On May 25th, 2018 the EU-wide ‘General Data Protection Regulations’ (GDPR) will come into effect. If you are recording phone calls, for any reason, the new legislation affects you.
Historically, call recording in the UK falls under legislation outlined in the ‘Data Protection Act 1998’. That’s due to the likelihood of call recording to capture personal information such as names, addresses, bank & financial details, health & family info, religious beliefs etc. The DPA expects businesses to inform all parties in a call that they are being recorded, and also to tell them what the recording will be used for. Other legislation (RIPA 2000 and HRA 1998), strengthens the need for notification and consent – but in practice, consent is assumed, as long as callers are informed and given the choice to opt-out.
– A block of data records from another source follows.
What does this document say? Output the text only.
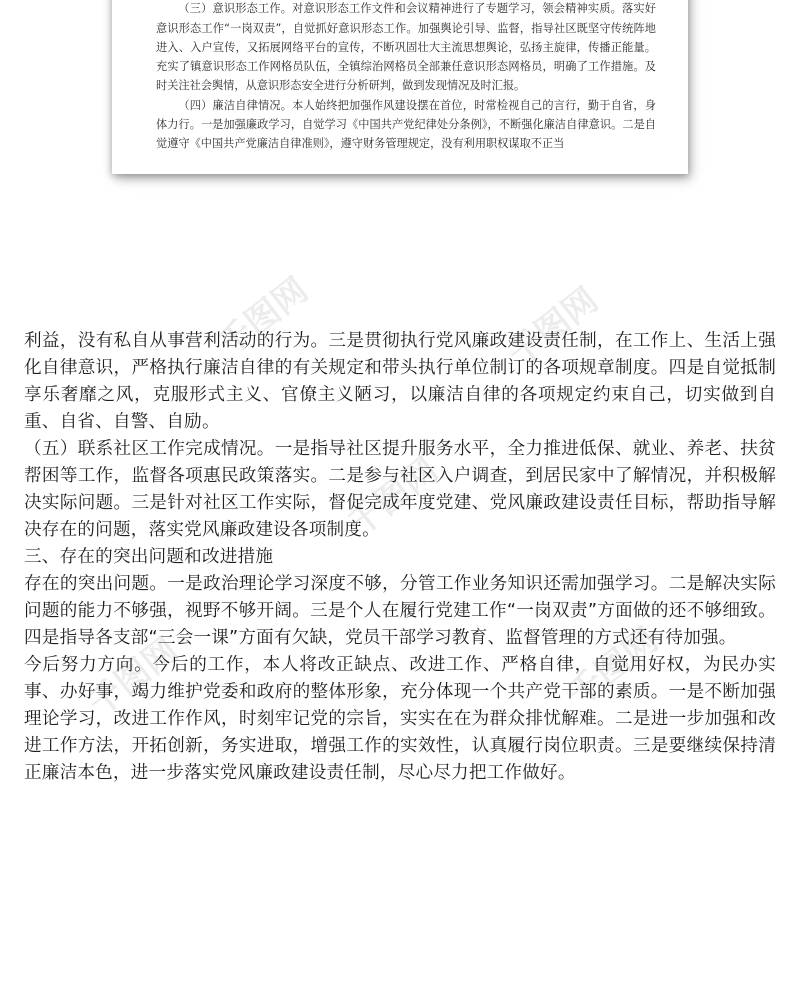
（三）意识形态工作。对意识形态工作文件和会议精神进行了专题学习，领会精神实质。落实好意识形态工作“一岗双责”，自觉抓好意识形态工作。加强舆论引导、监督，指导社区既坚守传统阵地进入、入户宣传，又拓展网络平台的宣传，不断巩固壮大主流思想舆论，弘扬主旋律，传播正能量。充实了镇意识形态工作网格员队伍，全镇综治网格员全部兼任意识形态网格员，明确了工作措施。及时关注社会舆情，从意识形态安全进行分析研判，做到发现情况及时汇报。

（四）廉洁自律情况。本人始终把加强作风建设摆在首位，时常检视自己的言行，勤于自省，身体力行。一是加强廉政学习，自觉学习《中国共产党纪律处分条例》，不断强化廉洁自律意识。二是自觉遵守《中国共产党廉洁自律准则》，遵守财务管理规定，没有利用职权谋取不正当

千图网	千图网
千图网
千图网	千图网

利益，没有私自从事营利活动的行为。三是贯彻执行党风廉政建设责任制，在工作上、生活上强化自律意识，严格执行廉洁自律的有关规定和带头执行单位制订的各项规章制度。四是自觉抵制享乐奢靡之风，克服形式主义、官僚主义陋习，以廉洁自律的各项规定约束自己，切实做到自重、自省、自警、自励。

（五）联系社区工作完成情况。一是指导社区提升服务水平，全力推进低保、就业、养老、扶贫帮困等工作，监督各项惠民政策落实。二是参与社区入户调查，到居民家中了解情况，并积极解决实际问题。三是针对社区工作实际，督促完成年度党建、党风廉政建设责任目标，帮助指导解决存在的问题，落实党风廉政建设各项制度。

三、存在的突出问题和改进措施

存在的突出问题。一是政治理论学习深度不够，分管工作业务知识还需加强学习。二是解决实际问题的能力不够强，视野不够开阔。三是个人在履行党建工作“一岗双责”方面做的还不够细致。四是指导各支部“三会一课”方面有欠缺，党员干部学习教育、监督管理的方式还有待加强。

今后努力方向。今后的工作，本人将改正缺点、改进工作、严格自律，自觉用好权，为民办实事、办好事，竭力维护党委和政府的整体形象，充分体现一个共产党干部的素质。一是不断加强理论学习，改进工作作风，时刻牢记党的宗旨，实实在在为群众排忧解难。二是进一步加强和改进工作方法，开拓创新，务实进取，增强工作的实效性，认真履行岗位职责。三是要继续保持清正廉洁本色，进一步落实党风廉政建设责任制，尽心尽力把工作做好。
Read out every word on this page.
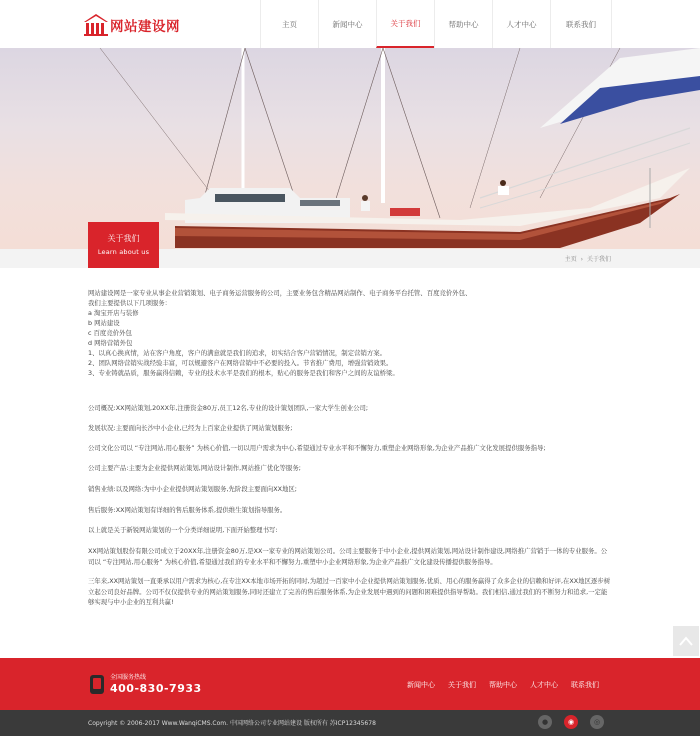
网站建设网	主页	新闻中心	关于我们	帮助中心	人才中心	联系我们
关于我们
Learn about us
主页 › 关于我们

网站建设网是一家专业从事企业营销策划、电子商务运营服务的公司，主要业务包含精品网站制作、电子商务平台托管、百度竞价外包、

我们主要提供以下几项服务：

a 淘宝开店与装修

b 网站建设

c 百度竞价外包

d 网络营销外包

1、以真心换真情，站在客户角度，客户的满意就是我们的追求，切实结合客户营销情况，制定营销方案。

2、团队网络营销实战经验丰富，可以规避客户在网络营销中不必要的投入。节省推广费用，增强营销效果。

3、专业铸就品质，服务赢得信赖，专业的技术水平是我们的根本，贴心的服务是我们和客户之间的友谊桥梁。

公司概况:XX网站策划,20XX年,注册资金80万,员工12名,专业的设计策划团队,一家大学生创业公司;
发展状况:主要面向长沙中小企业,已经为上百家企业提供了网站策划服务;
公司文化公司以 “专注网站,用心服务” 为核心价值,一切以用户需求为中心,希望通过专业水平和不懈努力,重塑企业网络形象,为企业产品推广文化发展提供服务指导;
公司主要产品:主要为企业提供网站策划,网站设计制作,网站推广优化等服务;
销售业绩:以及网络:为中小企业提供网站策划服务,先阶段主要面向XX地区;
售后服务:XX网站策划有详细的售后服务体系,提供维生策划指导服务。
以上就是关于新锐网站策划的一个分类详细说明,下面开始整理书写:
XX网站策划股份有限公司成立于20XX年,注册资金80万,是XX一家专业的网站策划公司。公司主要服务于中小企业,提供网站策划,网站设计制作建设,网络推广营销于一体的专业服务。公司以 “专注网站,用心服务” 为核心价值,希望通过我们的专业水平和不懈努力,重塑中小企业网络形象,为企业产品推广文化建设传播提供服务指导。
三年来,XX网站策划一直秉承以用户需求为核心,在专注XX本地市场开拓的同时,为超过一百家中小企业提供网站策划服务,优质、用心的服务赢得了众多企业的信赖和好评,在XX地区逐步树立起公司良好品牌。公司不仅仅提供专业的网站策划服务,同时还建立了完善的售后服务体系,为企业发展中遇到的问题和困难提供指导帮助。我们相信,通过我们的不断努力和追求,一定能够实现与中小企业的互利共赢!
全国服务热线
400-830-7933	新闻中心 关于我们 帮助中心 人才中心 联系我们
Copyright © 2006-2017 Www.WanqiCMS.Com. 中国网络公司专业网站建设 版权所有 苏ICP12345678	●	◉	◎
Under GDPR, things change. Businesses now need to notify all parties that they are being recorded, and gain their consent. There is also a requirement to adequately protect stored data (i.e. recordings) from misuse.
The main difference with the GDPR over DPA, is that it strengthens the rights of the individual over the rights of the business. Organisations wanting to record calls will be required to ‘actively justify legality’ by demonstrating that the recordings meet any of the following six processing conditions:
- All parties in the call have given consent to be recorded.
- Recording is necessary to fulfil a contract.
- Recording is necessary to fulfil a legal requirement.
- Recording is necessary to protect the interests of one or more of the call participants.
- Recording is in the public interest, or necessary for the exercise of official authority.
- Recording is in the legitimate interests of the recorder, unless those interests are overridden by the interests of the participants in the call.
Some of these conditions apply to certain sectors only, for example number three applies to businesses in the Financial Services sector that are required by the FCA to record all calls leading up to transactions. Number five would apply to Emergency and Security services in the interest of protecting the public and being held accountable.
For most businesses however, including those that use call recording for monitoring service levels, or staff training, conditions one or six will need to be met. Because the ‘legitimate interests’ of a business to evaluate customer service can’t usually be put above the interests of personal privacy under GDPR, for most call recording scenarios, consent must be given by all parties in the call for recording to take place. And assumed consent is no longer enough. ‘Explicit consent’ to record calls will be required. Note that this applies to your own staff, not just those who call or are called by them. It is also significant that the recording of any ‘private’ calls made by your staff on your business phone system can be in breach of both DPA and GDPR due to the information recorded not being used for its specified purpose or not being justified by one of the ‘processing conditions’.
The GDPR will put an obligation on organisations to formally demonstrate compliance through an adequate policy (similar to a ‘Health & Safety’ policy). Data Protection policies will become a statutory compliance document rather than a recommended option. Businesses wanting to record calls will have to create a call recording policy, outlining the following:
- Which of the six processing conditions they believe apply and why
- Details of the processes used to obtain consent from all parties in a call
- Details of methods used to stop/prevent calls being recorded
- And the measures in place to protect the recordings from misuse
Fines of up to 4% of turnover can be levied for major breaches (for example non-disclosure of recording, or failure to adequately protect data), and penalties of 2% for less serious offences.
The good news is there is time still to create your policy, and set-up processes for explicit consent. That said, there isn’t much time… so now would be an excellent time to get cracking.